Ahmet Fidan, Dersim Katliamı döneminde 30’unda bir gençti. Katliamdan kaçanları Pülümür’e taşımakla görevliydi. Birçok çocuk ve yaşlıyı sırtında taşıyarak kurtaran Fidan, yıllar geçse de zulmün aynı kaldığını söylüyor
Semra Turan/Dersim-MA
Dünya yakın tarihinde, özellikle de 20. yüzyılda kitlesel katliam ve soykırımların açtığı derin yaralar tazeliğini koruyor. Bu katliamlar sırasında ortaya çıkan kimi insanlar ise bireysel çabalarıyla da olsa insanları erken gelen ölümün elinden kurtarmak için canını dişine taktı. Nazilerin Yahudi soykırımı döneminde Polonya’da bini aşkın Yahudi’yi çalıştırma yoluyla kurtaran Alman iş insanı Oskar Schindler buna örnek verilebilir. Veya Ruanda Katliamı’nda otelinde sakladığı birçok Huti ve Tutsi mültecinin hayatını kurtaran Paul Rusesabagina gibi. Bu bireysel kahramanlıkları konu alan Schindler’in Listesi ve Hotel Ruanda filmleri birçok ödülün sahibi olmuştu. Dersim’de 1937-38 yılları arasında binlerce insanın katledildiği, binlercesinin de sürgün edildiği katliam döneminde 29 yaşında bir genç olan Ahmet Fidan’ın yaşadıkları ve yaptıkları da kayda değer.
İnsanları korudular
Katliam döneminde aileleri güvenli yerlere taşımakla görevli olan 110 yaşındaki Fidan, Nazimiye’nin Dereova köyünden. O dönem Pülümür kırsalında katliamlar yoğun olmadığı için aileler ve çocuklar oraya taşınırken, Ahmet Fidan’ın ailesi de gelenleri korumuş. Topraklarını terk etmeyen Fidan, katliamdan sonra “Bu topraklarda doğdum, bu topraklarda öleceğim” diyerek daha sonra yeniden köyüne yerleşmiş.

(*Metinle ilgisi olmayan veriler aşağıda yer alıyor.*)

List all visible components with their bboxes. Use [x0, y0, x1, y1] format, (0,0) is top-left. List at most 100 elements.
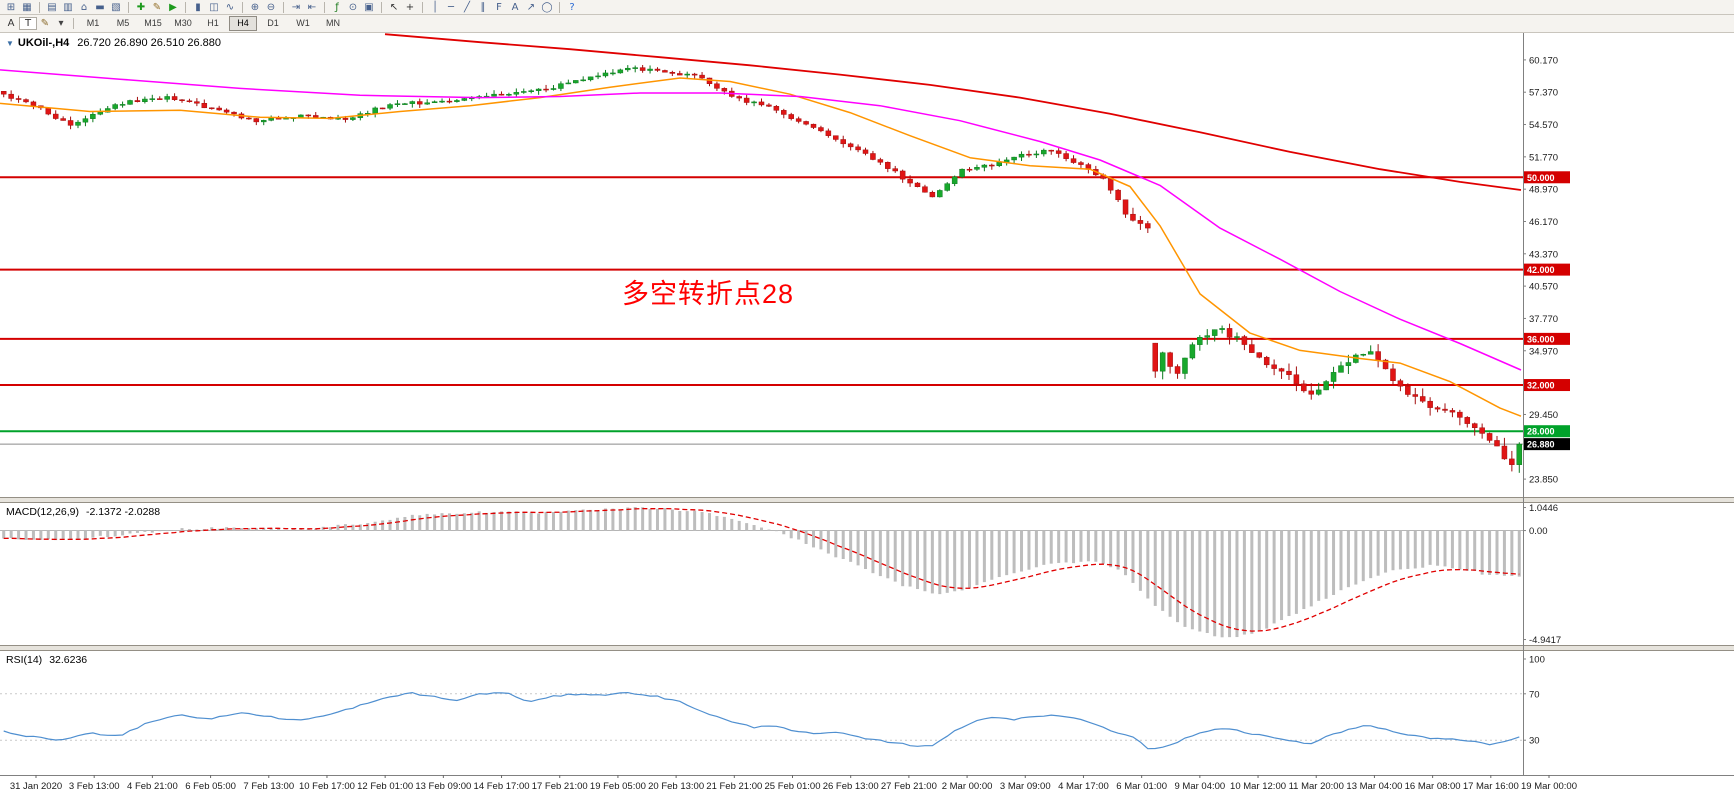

‘İsterse cezaevine atsınlar’
Konuşmalarıyla kendisini ziyaret edenlere mutlu bir tebessüm bırakan Fidan, yaşananları hatırlamakta güçlük çekse de her gelene mutlaka katliamı anlatmaya çalışıyor. Anlatırken gözbebeklerindeki acının tarifi öne çıksa da sık sık çocuklarına, “Konuşuyorum ama bunlar devletin adamı ve ajanı olmasın; beni götürmeye gelmişler” diyor. Bu sözleri söyledikten sonra tekrar anlatmaya koyulan Fidan, bu kez “Ben anlatacağım. İsterlerse beni cezaevine atsınlar” diyerek şu anda yaşananlardan habersiz olmadığını gösteriyor. Yaklaşık 3 saat kendisiyle yaptığımız sohbette yaşadıklarını kesik kesik anlatan Fidan, 1938 aklına geldikçe gözlerinin dolmasına engel olamıyor.
‘Cenazeler yakıldı’
Dersim Katliamı’nda akrabalarını kaybeden Fidan, sadece Ramazan köyünde 90’a yakın kişinin katledildiğini ve bunların hepsinin yakın akraba olduklarını söyledi. Fidan, katledildikten sonra ise cenazelerin yakıldığını, bu yüzden bir mezarlarının dahi kalmadığını anlattı.
‘Hamileler de öldürüldü’
Katliamın yapıldığı esnada Dersim halkı olarak Pülümür’de toplanma merkezi oluşturduklarını söyleyen Fidan, “Ben de birçok yaşlı, çocuk ve kadını sırtımda taşıyarak, oralara götürdüm. Ancak buna rağmen toplu katliamlarla birlikte Nazimiye ilçesinde sadece bizim bildiğimiz bine yakın insan katledildi. Hamile kadınlar, karın bölgeleri süngü ile delik deşik edilip bebekler çıkartılarak katledildi. Katliamda mermileri bitmesin diye savunmasız insanları da süngüler ile katlettiler, ardından diri diri yaktılar” dedi.
‘Zulüm sürüyor’
Konuşmasında sık sık “Bu dünya zalimlere cennet, mazlumlara cehennemdir” diyen Fidan, ülkede süren savaşa dikkat çekerek, 110 yaşında olmasına rağmen barışın tesis edilmesini istedi. Gündemi sürekli takip eden Fidan, şu anda yaşananların da Dersim Katliamı’ndan farksız olmadığını sözlerine ekledi.